Clone this repository.

git https://github.com/ansuehu/Latxa-Omni
cd Latxa-Omni

Download the Llama-3.1-8B-Omni model from Huggingface.

pip install huggingface_hub
huggingface-cli login

huggingface-cli download ansuehu/Latxa-3.1-8B-Omni --local-dir ./Latxa-3.1-8B-Omni
huggingface-cli download Ansu/HiFiGAN-Basque-Maider-Antton --local-dir ./HiFiGAN-Basque-Maider-Antton

Gradio Demo

Launch a controller.

python -m omni_speech.serve.controller --host 0.0.0.0 --port 10000

Launch a gradio web server.

python -m omni_speech.serve.gradio_web_server_sb --controller http://localhost:10000 --port 8000 --model-list-mode reload --vocoder ./HiFiGAN-Basque-Maider-Antton

Launch a model worker.

python -m omni_speech.serve.model_worker --host 0.0.0.0 --controller http://localhost:10000 --port 40000 --worker http://localhost:40000 --model-path Latxa-3.1-8B-Omni --s2s

Local Inference

import torch
import torchaudio
from omni_speech.conversation import conv_templates, SeparatorStyle
from omni_speech.model.builder import load_pretrained_model
from omni_speech.datasets.preprocess import tokenizer_speech_token
import whisper
import numpy as np
from speechbrain.inference.vocoders import UnitHIFIGAN

def ctc_postprocess(tokens, blank):
    _toks = tokens.squeeze(0).tolist()
    deduplicated_toks = [v for i, v in enumerate(_toks) if i == 0 or v != _toks[i - 1]]
    hyp = [v for v in deduplicated_toks if v != blank] #官方493 222
    hyp = " ".join(list(map(str, hyp))) #1918 547
    return hyp

model_path = "Latxa-3.1-8B-Omni"
model_base = None
is_lora = False
s2s = True
mel_size = 128
conv_mode = 'llama_3'
tokenizer, model, context_len = load_pretrained_model(model_path, model_base, is_lora=is_lora, s2s=s2s)

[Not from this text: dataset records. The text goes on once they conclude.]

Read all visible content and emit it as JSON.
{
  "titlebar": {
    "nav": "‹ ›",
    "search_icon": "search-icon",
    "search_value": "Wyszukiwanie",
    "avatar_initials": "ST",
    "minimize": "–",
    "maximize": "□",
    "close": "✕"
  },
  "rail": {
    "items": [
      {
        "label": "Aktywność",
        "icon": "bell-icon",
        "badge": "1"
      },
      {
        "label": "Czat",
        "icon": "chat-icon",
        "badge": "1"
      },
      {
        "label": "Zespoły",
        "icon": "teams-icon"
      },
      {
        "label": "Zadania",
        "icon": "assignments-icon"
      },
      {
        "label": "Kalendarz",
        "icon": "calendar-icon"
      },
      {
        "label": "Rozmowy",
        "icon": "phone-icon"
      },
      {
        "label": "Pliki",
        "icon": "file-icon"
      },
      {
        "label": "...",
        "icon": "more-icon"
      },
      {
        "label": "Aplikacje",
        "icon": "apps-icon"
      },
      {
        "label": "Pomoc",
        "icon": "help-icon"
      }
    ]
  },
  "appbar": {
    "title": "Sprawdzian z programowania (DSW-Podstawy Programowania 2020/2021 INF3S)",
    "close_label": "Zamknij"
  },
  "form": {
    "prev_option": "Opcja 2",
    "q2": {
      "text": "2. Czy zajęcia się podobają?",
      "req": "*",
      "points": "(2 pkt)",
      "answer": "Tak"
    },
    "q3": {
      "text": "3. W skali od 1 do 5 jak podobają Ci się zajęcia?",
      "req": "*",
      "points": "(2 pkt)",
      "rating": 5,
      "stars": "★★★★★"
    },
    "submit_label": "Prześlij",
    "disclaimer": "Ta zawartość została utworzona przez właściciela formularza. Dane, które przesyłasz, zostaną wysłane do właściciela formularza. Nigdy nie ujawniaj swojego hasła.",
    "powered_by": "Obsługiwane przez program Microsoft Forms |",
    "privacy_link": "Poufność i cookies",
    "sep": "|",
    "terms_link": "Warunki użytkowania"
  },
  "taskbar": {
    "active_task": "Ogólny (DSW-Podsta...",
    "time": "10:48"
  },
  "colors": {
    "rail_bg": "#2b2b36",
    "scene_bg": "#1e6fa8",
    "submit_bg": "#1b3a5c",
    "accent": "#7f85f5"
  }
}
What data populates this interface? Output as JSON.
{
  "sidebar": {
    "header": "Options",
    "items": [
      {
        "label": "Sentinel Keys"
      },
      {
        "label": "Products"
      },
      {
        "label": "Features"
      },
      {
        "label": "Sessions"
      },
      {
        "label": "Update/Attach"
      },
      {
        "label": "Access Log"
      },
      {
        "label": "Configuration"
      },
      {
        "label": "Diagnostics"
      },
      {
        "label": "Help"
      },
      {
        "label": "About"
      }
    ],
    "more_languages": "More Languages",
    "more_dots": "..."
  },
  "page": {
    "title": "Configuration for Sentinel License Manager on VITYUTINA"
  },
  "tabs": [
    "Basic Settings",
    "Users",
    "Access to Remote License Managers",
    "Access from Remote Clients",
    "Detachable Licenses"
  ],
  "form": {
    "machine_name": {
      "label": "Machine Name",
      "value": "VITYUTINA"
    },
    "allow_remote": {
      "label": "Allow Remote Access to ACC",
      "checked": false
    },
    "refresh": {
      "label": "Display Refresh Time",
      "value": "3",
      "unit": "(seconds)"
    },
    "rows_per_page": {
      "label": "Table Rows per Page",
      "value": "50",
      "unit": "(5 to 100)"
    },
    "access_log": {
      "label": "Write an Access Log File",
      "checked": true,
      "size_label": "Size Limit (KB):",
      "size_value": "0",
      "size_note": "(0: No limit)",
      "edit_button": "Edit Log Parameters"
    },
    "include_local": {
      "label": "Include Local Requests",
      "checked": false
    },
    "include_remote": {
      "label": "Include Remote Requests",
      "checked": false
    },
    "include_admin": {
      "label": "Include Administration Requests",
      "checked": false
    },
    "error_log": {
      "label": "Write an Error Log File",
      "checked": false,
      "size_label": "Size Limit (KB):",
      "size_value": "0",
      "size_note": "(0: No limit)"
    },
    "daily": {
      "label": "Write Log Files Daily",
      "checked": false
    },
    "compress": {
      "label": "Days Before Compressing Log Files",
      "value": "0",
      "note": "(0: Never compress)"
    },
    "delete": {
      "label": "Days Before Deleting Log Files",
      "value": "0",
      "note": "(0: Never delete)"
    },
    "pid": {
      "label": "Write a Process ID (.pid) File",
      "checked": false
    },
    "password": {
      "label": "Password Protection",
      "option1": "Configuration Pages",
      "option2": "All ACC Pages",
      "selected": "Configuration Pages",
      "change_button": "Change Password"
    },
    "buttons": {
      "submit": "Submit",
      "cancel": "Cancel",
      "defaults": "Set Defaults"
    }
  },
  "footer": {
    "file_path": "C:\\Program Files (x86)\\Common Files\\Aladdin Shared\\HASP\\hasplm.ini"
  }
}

hifigan = UnitHIFIGAN.from_hparams(source="HiFiGAN-Basque-Maider-Antton", run_opts={"device":'cuda'})

qs = "<speech>\nPlease answer the questions in the user's speech with a few words."
speech_file = 'path/to/audio'
speech_loaded = whisper.load_audio(speech_file)

conv = conv_templates[conv_mode].copy()
conv.append_message(conv.roles[0], qs)
conv.append_message(conv.roles[1], None)
prompt = conv.get_prompt()

speech = whisper.pad_or_trim(speech_loaded)
speech = whisper.log_mel_spectrogram(speech, n_mels=mel_size).permute(1, 0)

input_ids = tokenizer_speech_token(prompt, tokenizer, return_tensors='pt')
speech_length = torch.LongTensor([speech.shape[0]])

input_ids = input_ids.to(device='cuda', non_blocking=True)
speech_tensor = speech.to(dtype=torch.float16, device='cuda', non_blocking=True)
speech_length = speech_length.to(device='cuda', non_blocking=True)

input_ids = input_ids.unsqueeze(0)
speech_tensors = speech_tensor.unsqueeze(0)
speech_lengths = speech_length.unsqueeze(0)

temperature = 0
top_p = None   
num_beams = 1
max_new_tokens = 512

with torch.inference_mode():
    outputs = model.generate(
        input_ids,
        speech=speech_tensors,
        speech_lengths=speech_lengths,
        do_sample=True if temperature > 0 else False,
        temperature=temperature,
        top_p=top_p,
        num_beams=num_beams,
        max_new_tokens=max_new_tokens,
        use_cache=True,
        pad_token_id=128004,
        streaming_unit_gen=True,
 
    )
output_ids, output_units = outputs

print(tokenizer.batch_decode(output_ids, skip_special_tokens=True)[0].strip())
output_units = ctc_postprocess(output_units, blank=model.config.unit_vocab_size)
output_units = torch.tensor([int(x) for x in output_units.split()], dtype=torch.long)
answer = hifigan.decode_unit(output_uni·ts.unsqueeze(-1), torch.tensor(np.load('HiFiGAN-Basque-Maider-Antton/speaker_embeddings/antton.npy')))
torchaudio.save("erantzuna.wav", answer.cpu(), sample_rate=16000)